The serotonin signaling system: from basic understanding to drug development for functional GI disorders.

Serotonin is an important gastrointestinal signaling molecule. It is a paracrine messenger utilized by enterochromaffin (EC) cells, which function as sensory transducers. Serotonin activates intrinsic and extrinsic primary afferent neurons to, respectively, initiate peristaltic and secretory reflexes and to transmit information to the central nervous system.
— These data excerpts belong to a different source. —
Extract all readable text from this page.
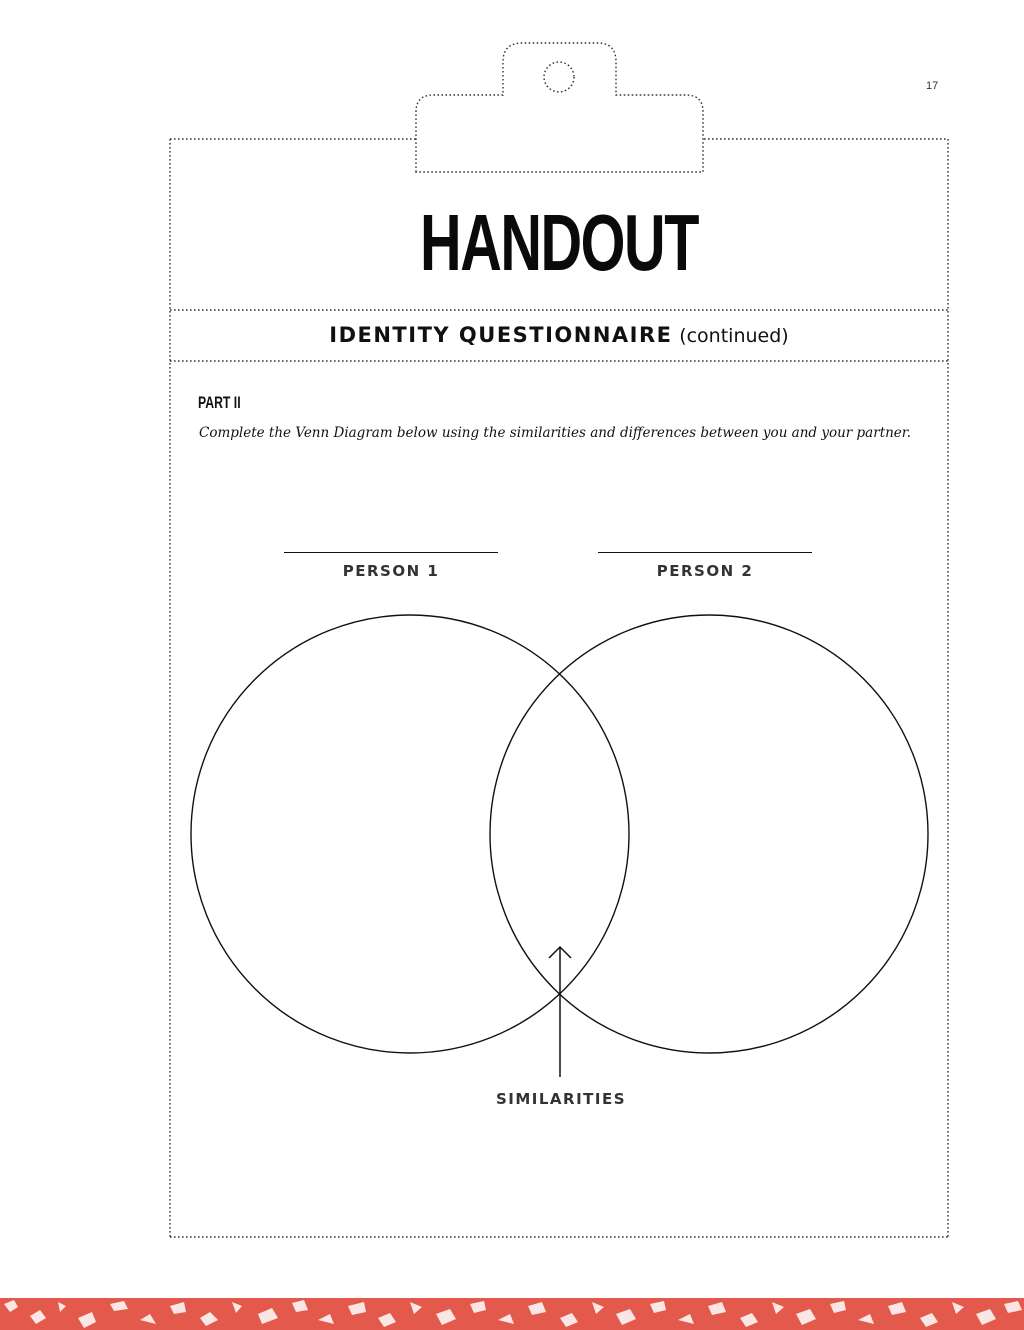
17
HANDOUT
IDENTITY QUESTIONNAIRE (continued)
PART II
Complete the Venn Diagram below using the similarities and differences between you and your partner.
PERSON 1	PERSON 2
SIMILARITIES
Serotonin is also a neurotransmitter utilized by a system of long descending myenteric interneurons. Serotonin is synthesized through the actions of 2 different tryptophan hydroxylases, TpH1 and TpH2, which are found, respectively, in EC cells and neurons. Serotonin is inactivated by the serotonin reuptake transporter (SERT)-mediated uptake into enterocytes or neurons. The presence of many serotonin receptor subtypes enables selective drugs to be designed to therapeutically modulate gastrointestinal motility, secretion, and sensation. Current examples include tegaserod, a 5-HT(4) partial agonist, which has been approved for treatment of irritable bowel syndrome (IBS) with constipation in women and for chronic constipation in men and women. The 5-HT(3) antagonists, granisetron and ondansetron, are useful in combating the nausea associated with cancer chemotherapy, and alosetron is employed in the treatment of IBS with diarrhea. Serotonergic signaling abnormalities have also been putatively implicated in the pathogenesis of functional bowel diseases. Other compounds, for which efficacy has not been rigorously established, but which may have value, include tricyclic antidepressants and serotonin selective reuptake inhibitors to combat IBS, and 5-HT(1) agonists, which enhance gastric accommodation, to treat functional dyspepsia. The initial success encountered with serotonergic agents holds promise for newer and more potent insights and therapies of brain-gut disorders.